Sa mère ignore tout de ses activités, c’est elle qui garde sa fille pendant qu’elle travaille. Jmiaa sait se faire respecter des clients, et n’hésite pas à s’emporter. Sa gouaille et sa langue bien pendue font merveille et nous ravissent.
Elle partage sa piaule avec une autre prostituée, Halima qui, quant à elle, préfère lire le Coran plutôt que d’attirer des clients. La description sordide de la misère, des passes, des habitués, des clients minables, côtoie la truculence de certaines situations. Un voyage au sein d’un Maroc pauvre que bien peu de touristes connaissent. En tout cas, il ne leur est pas vendu sur les sites d’agences de voyage.
Avec Jmiaa on découvre les logements miteux, les arrières cours sales, le quotidien minable, les querelles entre femmes, la violence des hommes et leur misère morale, le haschich.
Puis, un jour survint Chadlia que Jmiaa surnommera « Bouche de cheval ». Bouche de cheval est une jeune réalisatrice en repérage dans le quartier afin de préparer son long-métrage. Elle demande à Jmiaa de l’aider dans la réalisation de ce film. Alors celle-ci va lui décrire sa vie, son quartier, son Maroc, ses voisins….
Jusqu’où cette amitié nouvelle va-t-elle aller ?
J’ai aimé la première partie, parce que la personne de Jmiaa est vive, parce qu’elle raconte ce Maroc inconnu, le quotidien de certaines femmes, contraintes de se prostituer pour vivre, contraintes de se cacher des leurs pour ne pas être rejetées. Son humour et sa verve m’ont ravi. Son énergie et son optimisme aussi.

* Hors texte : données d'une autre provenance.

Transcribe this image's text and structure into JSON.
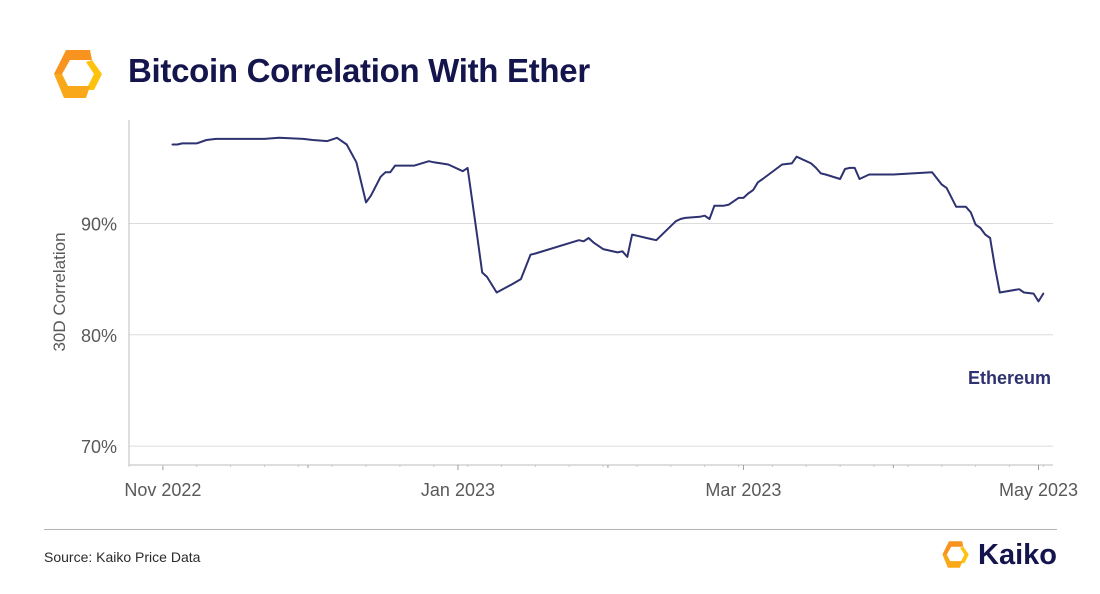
{
  "header": {
    "title": "Bitcoin Correlation With Ether"
  },
  "footer": {
    "source": "Source: Kaiko Price Data",
    "brand": "Kaiko"
  },
  "colors": {
    "title": "#15154d",
    "line": "#2e3270",
    "logo_orange": "#f7931e",
    "logo_yellow": "#ffc20e",
    "grid": "#dcdcdc",
    "axis_text": "#595959"
  },
  "icons": {
    "header_logo": "kaiko-logo-icon",
    "footer_logo": "kaiko-logo-icon"
  },
  "chart_data": {
    "type": "line",
    "title": "Bitcoin Correlation With Ether",
    "xlabel": "",
    "ylabel": "30D Correlation",
    "x_ticks": [
      "Nov 2022",
      "Jan 2023",
      "Mar 2023",
      "May 2023"
    ],
    "y_ticks": [
      "70%",
      "80%",
      "90%"
    ],
    "ylim": [
      68.3,
      99.3
    ],
    "xlim": [
      "2022-10-25",
      "2023-05-04"
    ],
    "grid": "horizontal",
    "legend": "none",
    "series": [
      {
        "name": "Ethereum",
        "x": [
          "2022-11-03",
          "2022-11-04",
          "2022-11-05",
          "2022-11-06",
          "2022-11-08",
          "2022-11-10",
          "2022-11-12",
          "2022-11-15",
          "2022-11-18",
          "2022-11-20",
          "2022-11-22",
          "2022-11-25",
          "2022-11-30",
          "2022-12-02",
          "2022-12-05",
          "2022-12-07",
          "2022-12-09",
          "2022-12-11",
          "2022-12-13",
          "2022-12-14",
          "2022-12-16",
          "2022-12-17",
          "2022-12-18",
          "2022-12-19",
          "2022-12-20",
          "2022-12-23",
          "2022-12-26",
          "2022-12-27",
          "2022-12-30",
          "2023-01-02",
          "2023-01-03",
          "2023-01-05",
          "2023-01-06",
          "2023-01-07",
          "2023-01-09",
          "2023-01-12",
          "2023-01-14",
          "2023-01-16",
          "2023-01-17",
          "2023-01-26",
          "2023-01-27",
          "2023-01-28",
          "2023-01-29",
          "2023-01-31",
          "2023-02-03",
          "2023-02-04",
          "2023-02-05",
          "2023-02-06",
          "2023-02-09",
          "2023-02-10",
          "2023-02-11",
          "2023-02-15",
          "2023-02-16",
          "2023-02-17",
          "2023-02-20",
          "2023-02-21",
          "2023-02-22",
          "2023-02-23",
          "2023-02-25",
          "2023-02-26",
          "2023-02-28",
          "2023-03-01",
          "2023-03-02",
          "2023-03-03",
          "2023-03-04",
          "2023-03-05",
          "2023-03-09",
          "2023-03-11",
          "2023-03-12",
          "2023-03-15",
          "2023-03-16",
          "2023-03-17",
          "2023-03-18",
          "2023-03-21",
          "2023-03-22",
          "2023-03-23",
          "2023-03-24",
          "2023-03-25",
          "2023-03-27",
          "2023-04-01",
          "2023-04-09",
          "2023-04-11",
          "2023-04-12",
          "2023-04-14",
          "2023-04-16",
          "2023-04-17",
          "2023-04-18",
          "2023-04-19",
          "2023-04-20",
          "2023-04-21",
          "2023-04-22",
          "2023-04-23",
          "2023-04-27",
          "2023-04-28",
          "2023-04-30",
          "2023-05-01",
          "2023-05-02"
        ],
        "y": [
          97.1,
          97.1,
          97.2,
          97.2,
          97.2,
          97.5,
          97.6,
          97.6,
          97.6,
          97.6,
          97.6,
          97.7,
          97.6,
          97.5,
          97.4,
          97.7,
          97.1,
          95.5,
          91.9,
          92.5,
          94.2,
          94.6,
          94.6,
          95.2,
          95.2,
          95.2,
          95.6,
          95.5,
          95.3,
          94.7,
          95.0,
          88.8,
          85.6,
          85.2,
          83.8,
          84.5,
          85.0,
          87.2,
          87.3,
          88.5,
          88.4,
          88.7,
          88.3,
          87.7,
          87.4,
          87.5,
          87.0,
          89.0,
          88.7,
          88.6,
          88.5,
          90.2,
          90.4,
          90.5,
          90.6,
          90.7,
          90.4,
          91.6,
          91.6,
          91.7,
          92.3,
          92.3,
          92.7,
          93.0,
          93.7,
          94.0,
          95.3,
          95.4,
          96.0,
          95.4,
          95.0,
          94.5,
          94.4,
          94.0,
          94.9,
          95.0,
          95.0,
          94.0,
          94.4,
          94.4,
          94.6,
          93.5,
          93.2,
          91.5,
          91.5,
          91.0,
          89.9,
          89.6,
          89.0,
          88.7,
          86.1,
          83.8,
          84.1,
          83.8,
          83.7,
          83.0,
          83.7
        ]
      }
    ],
    "annotations": [
      "Ethereum"
    ]
  }
}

Grâce à eux, elle arrive à affronter les difficultés de la vie.
J’ai aimé cette écriture mêlant le français parlé par les marocains, les expressions colorées et l’arabe…heureusement qu’un glossaire est là en fin d’ouvrage.
J’ai un peu moins apprécié la deuxième partie, plus du tout marocaine, même si l’humour de Jmiaa est toujours là pour nous décrire un monde où tout lui est étranger, dans lequel tout est superficiel
En filigrane de « La vérité sort de la bouche du cheval » Meryem Alaoui écrit un roman sur le Maroc, un roman sans aucune compromis, décrivant la misère morale de certaines femmes, jetant un regard sur l’Islam et une certaine forme d’hypocrisie du régime et des hommes.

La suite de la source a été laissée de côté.